Lambson: I was thinking more along the lines of: "Freedom and Responsibility." They should leave class-warfare rhetoric to the class warriors.

Bagley: The Republicans are on the verge of irrelevance because their version of reality is downright hallucinatory. As much as they really, really want to believe that Obama is a socialist, Marxist, communist, fascist Kenyan with a secret gay agenda to destroy America, to the rest of us it's all crazy talk. If the Republican party were a person it would be psychotic. One of their major delusions is that the rich are being fleeced into oblivion, when objective reality and the numbers show that more and more of the wealth of this nation is being concentrated upward to the super rich.

Lambson: No, if the GOP were a person he or she would have multiple personality disorder, as would the Democratic Party. Parties aside, you argue on one hand that government is the answer to income inequality and on the other hand that government is controlled by corporations and the wealthy for their own benefit. A difference between us is that you think government can be wrested systematically from the politically connected and thus should be given power to do great things. I fear that government has an inherent tendency for corruption and capture, and thus should be given minimal power. This debate will be forever relevant.

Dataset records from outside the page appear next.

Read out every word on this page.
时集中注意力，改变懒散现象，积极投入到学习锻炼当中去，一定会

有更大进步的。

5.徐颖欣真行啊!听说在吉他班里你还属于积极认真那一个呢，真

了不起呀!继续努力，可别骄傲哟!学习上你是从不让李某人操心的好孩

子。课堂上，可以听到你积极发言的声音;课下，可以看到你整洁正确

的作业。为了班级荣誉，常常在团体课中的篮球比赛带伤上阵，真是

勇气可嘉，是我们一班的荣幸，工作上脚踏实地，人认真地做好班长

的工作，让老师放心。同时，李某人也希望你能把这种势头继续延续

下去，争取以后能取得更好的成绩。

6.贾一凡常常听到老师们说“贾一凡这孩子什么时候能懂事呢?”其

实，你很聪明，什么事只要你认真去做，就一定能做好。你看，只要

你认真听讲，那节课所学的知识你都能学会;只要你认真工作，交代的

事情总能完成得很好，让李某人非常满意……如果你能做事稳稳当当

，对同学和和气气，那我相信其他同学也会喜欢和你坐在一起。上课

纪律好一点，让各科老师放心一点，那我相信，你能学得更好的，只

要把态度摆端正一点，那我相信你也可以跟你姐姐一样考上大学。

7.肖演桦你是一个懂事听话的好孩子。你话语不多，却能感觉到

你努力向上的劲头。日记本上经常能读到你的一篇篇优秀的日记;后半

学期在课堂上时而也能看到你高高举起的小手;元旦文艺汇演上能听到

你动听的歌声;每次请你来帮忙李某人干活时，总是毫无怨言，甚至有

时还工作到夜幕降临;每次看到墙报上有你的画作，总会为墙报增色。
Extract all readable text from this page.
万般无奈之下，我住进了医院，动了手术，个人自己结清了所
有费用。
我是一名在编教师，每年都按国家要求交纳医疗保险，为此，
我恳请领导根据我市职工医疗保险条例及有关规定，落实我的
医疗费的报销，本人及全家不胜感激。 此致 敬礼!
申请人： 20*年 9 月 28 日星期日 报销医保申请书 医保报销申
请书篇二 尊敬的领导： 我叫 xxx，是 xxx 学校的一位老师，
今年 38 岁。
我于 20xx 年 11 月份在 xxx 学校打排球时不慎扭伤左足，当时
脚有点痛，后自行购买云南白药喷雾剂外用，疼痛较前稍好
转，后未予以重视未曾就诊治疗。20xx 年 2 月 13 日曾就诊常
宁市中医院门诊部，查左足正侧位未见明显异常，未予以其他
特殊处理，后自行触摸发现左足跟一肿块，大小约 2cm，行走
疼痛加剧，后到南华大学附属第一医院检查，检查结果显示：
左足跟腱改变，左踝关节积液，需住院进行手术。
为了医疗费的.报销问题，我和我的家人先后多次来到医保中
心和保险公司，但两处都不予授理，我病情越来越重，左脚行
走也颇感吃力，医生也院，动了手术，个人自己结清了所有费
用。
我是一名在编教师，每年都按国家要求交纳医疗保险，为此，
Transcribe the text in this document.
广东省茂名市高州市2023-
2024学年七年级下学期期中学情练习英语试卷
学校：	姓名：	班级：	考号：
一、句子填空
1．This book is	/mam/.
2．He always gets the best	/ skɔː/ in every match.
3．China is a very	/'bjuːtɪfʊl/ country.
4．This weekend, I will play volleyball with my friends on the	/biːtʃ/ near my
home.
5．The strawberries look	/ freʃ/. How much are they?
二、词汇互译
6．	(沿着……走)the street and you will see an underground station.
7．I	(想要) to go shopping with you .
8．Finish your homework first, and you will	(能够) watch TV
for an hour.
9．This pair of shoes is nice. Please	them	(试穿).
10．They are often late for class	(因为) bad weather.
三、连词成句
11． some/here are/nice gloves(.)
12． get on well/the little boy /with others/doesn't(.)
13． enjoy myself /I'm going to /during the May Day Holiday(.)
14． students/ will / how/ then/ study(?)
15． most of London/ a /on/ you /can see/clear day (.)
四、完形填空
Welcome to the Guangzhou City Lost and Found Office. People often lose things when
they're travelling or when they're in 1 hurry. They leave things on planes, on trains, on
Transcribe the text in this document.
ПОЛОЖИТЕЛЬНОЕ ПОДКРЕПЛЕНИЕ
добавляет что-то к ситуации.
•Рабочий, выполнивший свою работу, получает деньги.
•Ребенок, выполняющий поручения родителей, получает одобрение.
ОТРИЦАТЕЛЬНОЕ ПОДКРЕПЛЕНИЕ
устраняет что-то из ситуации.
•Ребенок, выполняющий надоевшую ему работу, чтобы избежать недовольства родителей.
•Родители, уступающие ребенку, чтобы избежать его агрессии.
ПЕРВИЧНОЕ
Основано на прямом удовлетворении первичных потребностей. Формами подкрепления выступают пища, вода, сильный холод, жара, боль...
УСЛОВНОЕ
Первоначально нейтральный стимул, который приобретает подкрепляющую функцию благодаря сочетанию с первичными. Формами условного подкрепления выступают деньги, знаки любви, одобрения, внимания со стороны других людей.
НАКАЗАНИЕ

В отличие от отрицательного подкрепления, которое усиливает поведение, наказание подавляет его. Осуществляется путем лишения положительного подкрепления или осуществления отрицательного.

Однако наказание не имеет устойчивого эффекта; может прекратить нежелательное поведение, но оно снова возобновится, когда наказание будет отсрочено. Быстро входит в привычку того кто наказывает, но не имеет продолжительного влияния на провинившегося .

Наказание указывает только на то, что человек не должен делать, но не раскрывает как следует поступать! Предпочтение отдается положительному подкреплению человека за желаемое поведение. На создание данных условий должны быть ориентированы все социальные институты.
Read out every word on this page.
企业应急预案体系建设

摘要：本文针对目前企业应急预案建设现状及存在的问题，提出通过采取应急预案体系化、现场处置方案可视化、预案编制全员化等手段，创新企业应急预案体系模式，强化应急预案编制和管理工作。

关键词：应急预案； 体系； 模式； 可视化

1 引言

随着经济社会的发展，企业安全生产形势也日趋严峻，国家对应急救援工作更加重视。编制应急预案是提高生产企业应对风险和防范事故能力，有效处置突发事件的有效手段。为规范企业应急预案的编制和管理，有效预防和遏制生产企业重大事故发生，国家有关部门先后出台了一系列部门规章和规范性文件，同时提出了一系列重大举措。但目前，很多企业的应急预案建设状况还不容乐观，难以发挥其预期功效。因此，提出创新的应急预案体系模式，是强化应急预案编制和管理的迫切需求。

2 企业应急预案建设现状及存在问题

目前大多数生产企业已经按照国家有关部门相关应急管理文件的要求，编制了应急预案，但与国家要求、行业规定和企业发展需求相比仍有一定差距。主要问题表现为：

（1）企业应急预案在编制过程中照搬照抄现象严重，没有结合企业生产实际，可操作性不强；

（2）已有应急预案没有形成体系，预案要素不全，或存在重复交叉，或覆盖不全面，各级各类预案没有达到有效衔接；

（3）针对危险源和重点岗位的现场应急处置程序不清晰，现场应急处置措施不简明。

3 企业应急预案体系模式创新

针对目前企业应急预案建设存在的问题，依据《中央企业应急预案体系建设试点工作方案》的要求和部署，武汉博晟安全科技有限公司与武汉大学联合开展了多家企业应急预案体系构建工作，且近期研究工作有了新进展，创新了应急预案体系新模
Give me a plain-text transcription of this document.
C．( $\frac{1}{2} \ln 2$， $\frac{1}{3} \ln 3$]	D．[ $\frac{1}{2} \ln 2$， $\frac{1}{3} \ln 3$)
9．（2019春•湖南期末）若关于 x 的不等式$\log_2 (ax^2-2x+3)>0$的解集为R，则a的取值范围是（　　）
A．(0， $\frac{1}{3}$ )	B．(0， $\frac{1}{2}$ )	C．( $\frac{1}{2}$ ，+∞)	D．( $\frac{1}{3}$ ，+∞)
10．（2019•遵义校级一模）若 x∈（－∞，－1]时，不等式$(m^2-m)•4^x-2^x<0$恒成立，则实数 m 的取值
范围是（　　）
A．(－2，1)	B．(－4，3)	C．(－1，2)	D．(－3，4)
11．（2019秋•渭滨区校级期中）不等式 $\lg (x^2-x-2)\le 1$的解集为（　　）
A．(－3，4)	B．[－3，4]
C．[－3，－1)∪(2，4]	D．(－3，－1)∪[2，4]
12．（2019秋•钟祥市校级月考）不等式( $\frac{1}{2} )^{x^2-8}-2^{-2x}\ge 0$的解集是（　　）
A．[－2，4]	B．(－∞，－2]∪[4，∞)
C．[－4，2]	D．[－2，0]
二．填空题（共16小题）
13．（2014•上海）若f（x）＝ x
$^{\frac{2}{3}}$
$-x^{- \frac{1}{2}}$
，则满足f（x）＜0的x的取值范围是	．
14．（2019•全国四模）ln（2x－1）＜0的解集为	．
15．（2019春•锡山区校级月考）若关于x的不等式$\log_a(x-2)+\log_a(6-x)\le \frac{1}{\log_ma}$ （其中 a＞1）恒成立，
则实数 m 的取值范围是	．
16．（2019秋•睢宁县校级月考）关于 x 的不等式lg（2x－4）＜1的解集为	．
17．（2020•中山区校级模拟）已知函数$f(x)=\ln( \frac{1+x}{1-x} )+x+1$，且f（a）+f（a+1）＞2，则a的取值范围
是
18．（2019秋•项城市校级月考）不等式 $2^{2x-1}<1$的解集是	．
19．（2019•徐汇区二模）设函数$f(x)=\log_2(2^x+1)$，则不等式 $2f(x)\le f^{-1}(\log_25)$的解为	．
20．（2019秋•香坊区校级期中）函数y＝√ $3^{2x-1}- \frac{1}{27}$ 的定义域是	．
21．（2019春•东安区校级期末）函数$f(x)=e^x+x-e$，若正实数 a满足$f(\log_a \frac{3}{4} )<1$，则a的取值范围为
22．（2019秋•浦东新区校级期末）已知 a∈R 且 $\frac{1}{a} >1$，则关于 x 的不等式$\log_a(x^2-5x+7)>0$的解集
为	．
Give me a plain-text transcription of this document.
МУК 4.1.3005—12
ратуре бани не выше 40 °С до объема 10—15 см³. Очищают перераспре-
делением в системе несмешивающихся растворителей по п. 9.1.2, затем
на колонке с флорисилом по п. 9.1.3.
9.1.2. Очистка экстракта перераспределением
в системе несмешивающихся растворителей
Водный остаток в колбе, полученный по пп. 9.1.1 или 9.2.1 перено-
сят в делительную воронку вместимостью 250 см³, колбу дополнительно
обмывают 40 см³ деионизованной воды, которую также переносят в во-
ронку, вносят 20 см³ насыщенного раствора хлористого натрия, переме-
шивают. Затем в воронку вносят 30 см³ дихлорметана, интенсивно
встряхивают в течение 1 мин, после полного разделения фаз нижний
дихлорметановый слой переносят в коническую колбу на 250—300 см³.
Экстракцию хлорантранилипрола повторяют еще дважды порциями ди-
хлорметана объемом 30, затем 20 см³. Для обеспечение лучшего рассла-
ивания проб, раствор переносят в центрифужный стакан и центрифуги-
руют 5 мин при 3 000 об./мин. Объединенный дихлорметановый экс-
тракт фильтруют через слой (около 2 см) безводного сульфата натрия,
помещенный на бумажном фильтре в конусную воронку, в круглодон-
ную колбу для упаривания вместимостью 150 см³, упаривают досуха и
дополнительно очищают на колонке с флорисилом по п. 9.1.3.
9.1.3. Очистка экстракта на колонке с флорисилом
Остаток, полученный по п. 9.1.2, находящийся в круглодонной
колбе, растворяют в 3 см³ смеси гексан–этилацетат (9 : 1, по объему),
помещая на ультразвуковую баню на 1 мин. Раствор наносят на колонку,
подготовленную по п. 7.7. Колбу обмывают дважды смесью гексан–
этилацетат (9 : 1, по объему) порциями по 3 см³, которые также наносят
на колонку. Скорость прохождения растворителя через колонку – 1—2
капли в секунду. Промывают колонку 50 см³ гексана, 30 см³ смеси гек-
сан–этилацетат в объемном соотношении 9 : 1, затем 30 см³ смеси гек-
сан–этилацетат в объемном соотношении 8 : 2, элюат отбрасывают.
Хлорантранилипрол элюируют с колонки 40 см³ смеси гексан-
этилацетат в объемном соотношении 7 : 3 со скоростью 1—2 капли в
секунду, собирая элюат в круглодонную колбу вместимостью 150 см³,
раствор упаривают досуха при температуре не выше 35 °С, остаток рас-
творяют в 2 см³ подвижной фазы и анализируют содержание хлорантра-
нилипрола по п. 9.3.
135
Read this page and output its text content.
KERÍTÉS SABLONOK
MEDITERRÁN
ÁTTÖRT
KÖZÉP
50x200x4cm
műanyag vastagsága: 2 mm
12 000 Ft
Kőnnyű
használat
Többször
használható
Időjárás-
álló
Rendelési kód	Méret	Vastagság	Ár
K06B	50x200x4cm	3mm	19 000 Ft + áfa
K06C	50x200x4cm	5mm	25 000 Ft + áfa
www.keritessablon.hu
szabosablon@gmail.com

Bagley: A Democratic congressman once quipped that Republicans hate government because they are so bad at it. They took Ronald Reagan's "government isn't the solution: government is the problem" sound bite and made it an article of faith. The truth is government does some things better than individuals or corporations. Our Internet infrastructure is 29th in the world because it was left to the "free market," whereas other nations that treated theirs as a public utility are faster and cheaper. http://www.onthemedia.org/2012/nov/02/americas-lagging-internet/

Lambson: Government does so much that it is bound to get some things wonderfully right and some things horribly wrong; so anecdotes are not very useful for judging the overall track record. It is more enlightening to consider averages, and the average government program is neither as cute nor as harmless as a kitten. Even those that are initially cuddly have a tendency to grow cold and indifferent. This can be endearing in a cat. It is less so in a bureaucrat.

Lambson: The top comment from last week is from SuperEllipsoid, "... correlation is not proof of causation. That said, correlation with an explanatory mechanism should not be ignored." Precisely.